A cross-disciplinary approach
Sweet explains that a successful simulation program requires expertise from three disciplines — medical science, cognitive science, and computer science — but it helps to include people who have cross-disciplinary experience as well. "Right now there are many engineers doing virtual reality who know nothing about medical applications, and surgical educators who know nothing about virtual reality. Everyone involved in this initiative needs to be facile with the two other fields. You want computer science engineers and surgical educators who know how to design and execute validation studies."
Jane Miller, Ph.D., says the University's new simulation center has a commitment to designing and building patient simulators based on each user's educational needs and applications.

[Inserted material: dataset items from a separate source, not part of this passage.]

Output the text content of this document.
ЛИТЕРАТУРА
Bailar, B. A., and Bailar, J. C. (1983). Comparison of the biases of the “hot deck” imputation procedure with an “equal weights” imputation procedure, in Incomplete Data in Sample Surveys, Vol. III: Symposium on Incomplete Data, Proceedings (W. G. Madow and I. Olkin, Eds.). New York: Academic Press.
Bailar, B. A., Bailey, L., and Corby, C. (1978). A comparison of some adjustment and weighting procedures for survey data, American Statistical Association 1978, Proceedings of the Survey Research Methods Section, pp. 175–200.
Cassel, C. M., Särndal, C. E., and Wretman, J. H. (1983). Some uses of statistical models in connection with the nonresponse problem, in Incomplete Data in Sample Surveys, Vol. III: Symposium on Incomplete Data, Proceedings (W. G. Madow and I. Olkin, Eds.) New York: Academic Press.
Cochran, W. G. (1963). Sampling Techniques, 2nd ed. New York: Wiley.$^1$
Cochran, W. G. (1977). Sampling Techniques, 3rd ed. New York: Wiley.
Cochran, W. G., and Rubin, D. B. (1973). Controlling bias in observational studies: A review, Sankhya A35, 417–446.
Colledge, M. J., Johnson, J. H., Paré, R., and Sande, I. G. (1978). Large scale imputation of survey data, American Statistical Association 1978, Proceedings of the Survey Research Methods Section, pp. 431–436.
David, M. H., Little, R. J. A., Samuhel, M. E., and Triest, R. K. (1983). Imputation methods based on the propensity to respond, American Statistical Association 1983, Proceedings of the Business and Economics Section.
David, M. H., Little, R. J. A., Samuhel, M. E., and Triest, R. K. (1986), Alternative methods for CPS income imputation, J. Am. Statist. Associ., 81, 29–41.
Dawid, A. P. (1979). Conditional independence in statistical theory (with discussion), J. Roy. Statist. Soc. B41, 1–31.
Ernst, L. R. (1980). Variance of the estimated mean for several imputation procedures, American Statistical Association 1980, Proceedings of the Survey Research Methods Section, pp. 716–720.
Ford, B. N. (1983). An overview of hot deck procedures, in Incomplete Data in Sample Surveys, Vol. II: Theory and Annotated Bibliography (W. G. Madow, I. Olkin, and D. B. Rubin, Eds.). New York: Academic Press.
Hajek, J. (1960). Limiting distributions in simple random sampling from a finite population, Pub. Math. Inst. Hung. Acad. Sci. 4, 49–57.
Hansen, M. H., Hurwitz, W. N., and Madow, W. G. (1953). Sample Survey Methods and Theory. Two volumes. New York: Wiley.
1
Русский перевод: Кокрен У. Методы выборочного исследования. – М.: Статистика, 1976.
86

Educational and instructional design will be key components of the simulation program. For instance, Sweet and his engineering colleagues might sit down with an ophthalmology professor who requests a simulator for cataract surgery. With the help of a cognitive scientist, the team would define the skill sets necessary to perform cataract surgery: cognitive, psychomotor, visual-spatial, and affective (which encompasses things like mood and concentration level).
"To be useful, the design of simulators must be driven by the curriculum designed by the subject matter — in this case, the ophthalmologist," notes Sweet. "And simulation doesn't take the place of didactic lectures or patient experience. It should augment those two."
There are many types of simulators used for medical training; however, interactive learning is the common thread. There are cognitive simulators that train in strictly cognitive skills such as learning and rehearsing the steps involved in a hernia operation. Simulators for basic skills teach things like the navigation skills necessary to do a procedure. Simulators for simple tasks might involve skin suturing, while simulators for complex tasks might involve stitching two open vessels together. And simulators such as the TURP simulator can be used to learn and practice a complete procedure.
Simulators can be composed of physical models, which may look and feel like real tissue, while virtual reality simulators involve navigating lifelike instruments in a computer-generated model. Some simulators are a combination of virtual and physical models.